State Parliament would this week be briefed on the benefits of replacing the coal-fired power stations in Port Augusta with concentrating solar thermal power.

The meeting with driving organisation Beyond Zero Emissions, organised by member for Stuart Dan van Holst Pellekaan, is to take place before parliament sits.

Mr van Holst Pellekaan said without the briefing the Liberal party does not have a position on the proposal. “I can say that there will not be another coal-fired power station built in this country,” he said. All members of parliament are invited to attend, as well as their staff.

“Any sensible person must be interested in a policy that could provide sustainable, renewable and affordable electricity,” Mr van Holst Pellekaan said.

Although solar thermal ticks some boxes for Mr van Holst Pellekaan, he is concerned about the ongoing livelihood of Leigh Creek.

“Someone may ask ‘Do you want 250 jobs or do you want clean energy that’s good for the environment’, it’s never that simple,” Mr van Holst Pellekaan said.

A spokesman for the minister of mineral resources said the government is committed to a renewable energy target of 33 per cent by 2020, but the power station will continue to rely on coal.

“The company

[Alinta] has indicated Leigh Creek is expected to continue to supply the Port Augusta Power Station well beyond 2020,” the spokesman said.

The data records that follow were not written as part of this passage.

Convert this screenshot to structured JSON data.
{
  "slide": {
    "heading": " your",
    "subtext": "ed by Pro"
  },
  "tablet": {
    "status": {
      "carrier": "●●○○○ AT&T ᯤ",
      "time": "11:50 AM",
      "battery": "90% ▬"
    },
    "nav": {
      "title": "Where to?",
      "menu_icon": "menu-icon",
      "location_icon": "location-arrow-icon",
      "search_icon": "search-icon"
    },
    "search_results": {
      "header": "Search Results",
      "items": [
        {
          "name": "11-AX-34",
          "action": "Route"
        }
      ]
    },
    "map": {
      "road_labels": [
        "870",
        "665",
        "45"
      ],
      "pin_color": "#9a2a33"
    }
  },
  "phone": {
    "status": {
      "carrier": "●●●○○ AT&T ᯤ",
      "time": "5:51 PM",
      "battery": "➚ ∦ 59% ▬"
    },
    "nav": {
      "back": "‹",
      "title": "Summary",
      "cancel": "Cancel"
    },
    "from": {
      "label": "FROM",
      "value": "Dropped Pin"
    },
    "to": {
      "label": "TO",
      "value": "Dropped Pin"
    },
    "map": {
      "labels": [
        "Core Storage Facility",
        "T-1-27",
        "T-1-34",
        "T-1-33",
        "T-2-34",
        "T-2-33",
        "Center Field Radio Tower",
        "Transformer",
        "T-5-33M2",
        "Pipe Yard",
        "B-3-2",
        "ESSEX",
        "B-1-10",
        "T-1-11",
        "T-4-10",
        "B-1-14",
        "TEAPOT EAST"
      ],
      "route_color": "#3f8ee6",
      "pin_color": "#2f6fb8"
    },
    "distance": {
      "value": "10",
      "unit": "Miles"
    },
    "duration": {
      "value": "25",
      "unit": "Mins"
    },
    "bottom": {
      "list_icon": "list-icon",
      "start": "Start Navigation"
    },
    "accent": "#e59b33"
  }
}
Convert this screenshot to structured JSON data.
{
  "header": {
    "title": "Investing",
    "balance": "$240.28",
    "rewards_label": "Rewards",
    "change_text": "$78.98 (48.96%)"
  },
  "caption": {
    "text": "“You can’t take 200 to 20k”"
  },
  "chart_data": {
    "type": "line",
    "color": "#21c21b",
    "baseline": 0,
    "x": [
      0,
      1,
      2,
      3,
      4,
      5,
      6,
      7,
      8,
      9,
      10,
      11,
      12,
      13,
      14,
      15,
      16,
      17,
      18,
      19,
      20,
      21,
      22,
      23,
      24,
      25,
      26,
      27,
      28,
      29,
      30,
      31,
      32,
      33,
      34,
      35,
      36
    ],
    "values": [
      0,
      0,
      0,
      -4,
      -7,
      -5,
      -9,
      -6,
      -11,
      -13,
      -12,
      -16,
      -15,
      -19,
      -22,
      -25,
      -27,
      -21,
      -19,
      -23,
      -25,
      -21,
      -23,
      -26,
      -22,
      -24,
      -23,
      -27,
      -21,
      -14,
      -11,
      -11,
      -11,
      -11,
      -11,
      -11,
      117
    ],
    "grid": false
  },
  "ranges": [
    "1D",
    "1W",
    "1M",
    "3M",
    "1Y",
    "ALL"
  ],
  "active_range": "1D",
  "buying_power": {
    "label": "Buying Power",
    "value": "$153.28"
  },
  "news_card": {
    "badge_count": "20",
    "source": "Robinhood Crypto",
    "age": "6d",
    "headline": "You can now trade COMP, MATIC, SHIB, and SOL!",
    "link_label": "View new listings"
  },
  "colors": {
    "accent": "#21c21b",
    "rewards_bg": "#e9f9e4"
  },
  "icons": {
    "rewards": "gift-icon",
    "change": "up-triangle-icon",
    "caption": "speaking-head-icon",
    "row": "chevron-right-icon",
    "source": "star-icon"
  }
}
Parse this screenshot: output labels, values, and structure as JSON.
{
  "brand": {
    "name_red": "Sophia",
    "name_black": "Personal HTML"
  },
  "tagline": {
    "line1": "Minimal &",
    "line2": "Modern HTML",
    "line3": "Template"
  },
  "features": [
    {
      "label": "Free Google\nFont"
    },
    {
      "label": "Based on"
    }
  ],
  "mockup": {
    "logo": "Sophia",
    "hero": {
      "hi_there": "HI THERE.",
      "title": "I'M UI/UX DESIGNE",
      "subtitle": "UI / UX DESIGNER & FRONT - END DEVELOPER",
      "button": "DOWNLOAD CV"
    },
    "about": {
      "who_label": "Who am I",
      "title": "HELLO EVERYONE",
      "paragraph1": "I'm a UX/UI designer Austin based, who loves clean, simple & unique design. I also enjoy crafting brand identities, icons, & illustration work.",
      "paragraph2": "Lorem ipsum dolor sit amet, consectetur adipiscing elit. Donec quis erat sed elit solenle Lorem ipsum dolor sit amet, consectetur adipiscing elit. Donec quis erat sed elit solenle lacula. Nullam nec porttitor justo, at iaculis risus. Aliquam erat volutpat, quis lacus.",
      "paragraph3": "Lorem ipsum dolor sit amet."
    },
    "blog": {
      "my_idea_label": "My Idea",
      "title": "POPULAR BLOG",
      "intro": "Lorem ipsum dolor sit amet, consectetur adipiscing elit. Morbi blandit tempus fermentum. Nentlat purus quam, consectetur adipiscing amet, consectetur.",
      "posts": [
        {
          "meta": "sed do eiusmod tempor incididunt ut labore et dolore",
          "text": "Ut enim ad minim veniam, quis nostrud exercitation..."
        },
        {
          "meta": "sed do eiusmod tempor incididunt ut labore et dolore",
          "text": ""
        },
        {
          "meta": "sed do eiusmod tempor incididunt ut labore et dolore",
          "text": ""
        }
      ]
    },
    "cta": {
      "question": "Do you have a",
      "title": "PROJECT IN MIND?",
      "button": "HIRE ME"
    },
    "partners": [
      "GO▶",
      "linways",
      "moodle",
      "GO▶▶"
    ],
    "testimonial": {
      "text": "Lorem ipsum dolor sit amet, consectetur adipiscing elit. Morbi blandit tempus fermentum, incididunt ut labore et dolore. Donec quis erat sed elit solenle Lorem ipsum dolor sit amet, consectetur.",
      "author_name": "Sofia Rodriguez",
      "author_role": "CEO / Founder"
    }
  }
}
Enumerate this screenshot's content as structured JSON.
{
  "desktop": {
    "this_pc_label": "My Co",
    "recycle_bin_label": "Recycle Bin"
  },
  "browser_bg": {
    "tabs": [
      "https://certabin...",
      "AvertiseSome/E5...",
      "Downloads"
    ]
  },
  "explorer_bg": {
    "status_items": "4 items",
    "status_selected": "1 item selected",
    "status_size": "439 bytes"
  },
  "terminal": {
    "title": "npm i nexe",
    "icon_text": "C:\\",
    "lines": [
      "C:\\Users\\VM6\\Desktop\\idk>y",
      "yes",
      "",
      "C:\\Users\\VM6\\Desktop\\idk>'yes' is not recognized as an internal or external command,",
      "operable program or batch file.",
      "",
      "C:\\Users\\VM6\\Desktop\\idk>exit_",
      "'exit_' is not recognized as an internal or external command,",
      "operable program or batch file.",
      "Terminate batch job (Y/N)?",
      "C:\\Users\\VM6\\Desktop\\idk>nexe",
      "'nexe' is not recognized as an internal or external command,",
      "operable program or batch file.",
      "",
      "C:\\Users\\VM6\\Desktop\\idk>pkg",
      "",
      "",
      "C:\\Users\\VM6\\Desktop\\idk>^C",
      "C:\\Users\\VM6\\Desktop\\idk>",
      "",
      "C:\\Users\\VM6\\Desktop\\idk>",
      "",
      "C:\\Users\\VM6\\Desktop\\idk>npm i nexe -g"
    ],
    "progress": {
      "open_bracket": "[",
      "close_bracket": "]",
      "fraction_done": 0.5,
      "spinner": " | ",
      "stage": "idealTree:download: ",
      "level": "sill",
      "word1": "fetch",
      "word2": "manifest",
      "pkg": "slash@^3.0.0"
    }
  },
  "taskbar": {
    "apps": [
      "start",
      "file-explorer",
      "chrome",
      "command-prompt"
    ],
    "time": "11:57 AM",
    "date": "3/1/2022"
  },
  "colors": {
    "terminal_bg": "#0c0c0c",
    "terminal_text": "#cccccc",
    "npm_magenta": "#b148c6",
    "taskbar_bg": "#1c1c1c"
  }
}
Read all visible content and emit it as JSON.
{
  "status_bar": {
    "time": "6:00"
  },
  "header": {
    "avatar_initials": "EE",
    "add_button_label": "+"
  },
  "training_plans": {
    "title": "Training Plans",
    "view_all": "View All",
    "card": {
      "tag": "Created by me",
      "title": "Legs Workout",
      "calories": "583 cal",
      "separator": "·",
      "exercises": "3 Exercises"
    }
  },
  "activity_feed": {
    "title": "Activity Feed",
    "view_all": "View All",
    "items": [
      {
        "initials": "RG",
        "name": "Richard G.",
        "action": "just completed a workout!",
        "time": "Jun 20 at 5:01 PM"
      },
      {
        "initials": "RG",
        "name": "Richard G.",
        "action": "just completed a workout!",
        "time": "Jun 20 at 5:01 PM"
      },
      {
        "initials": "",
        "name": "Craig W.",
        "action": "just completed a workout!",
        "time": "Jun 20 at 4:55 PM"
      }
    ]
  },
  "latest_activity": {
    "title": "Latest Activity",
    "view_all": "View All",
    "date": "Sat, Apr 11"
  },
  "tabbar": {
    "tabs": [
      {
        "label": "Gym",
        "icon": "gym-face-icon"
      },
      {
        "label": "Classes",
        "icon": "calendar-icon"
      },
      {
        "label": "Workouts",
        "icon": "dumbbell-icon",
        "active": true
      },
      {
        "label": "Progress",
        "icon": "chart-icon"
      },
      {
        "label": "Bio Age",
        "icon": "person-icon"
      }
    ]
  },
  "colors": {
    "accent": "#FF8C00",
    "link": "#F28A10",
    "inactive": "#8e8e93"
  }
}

The spokesman didn’t rule out the use of the technology in the future, but said solar thermal energy is currently more expensive to generate than by “conventional means”.

“The State Government considers solar thermal energy to be one of the very prospective technologies that will eventually assist our economy to transition to a carbon-constrained future,” he said.

Mayor Joy Baluch is passionate about seeing a solar thermal power station built in Port Augusta. At the Repower Port Augusta forum on Saturday, Mrs Baluch said Port Augusta had been treated badly by both state and federal governments, but “the best is yet to come,” for the city.

“No other city in Australia has more to gain than Port Augusta,” she told the forum. “The piercing hot sun will go from obstacle to energy.”

Mrs Baluch criticised the power station and the governments for turning a blind eye to the health of the people in Port Augusta. “We have paid the price for the state’s cheap energy,” she said.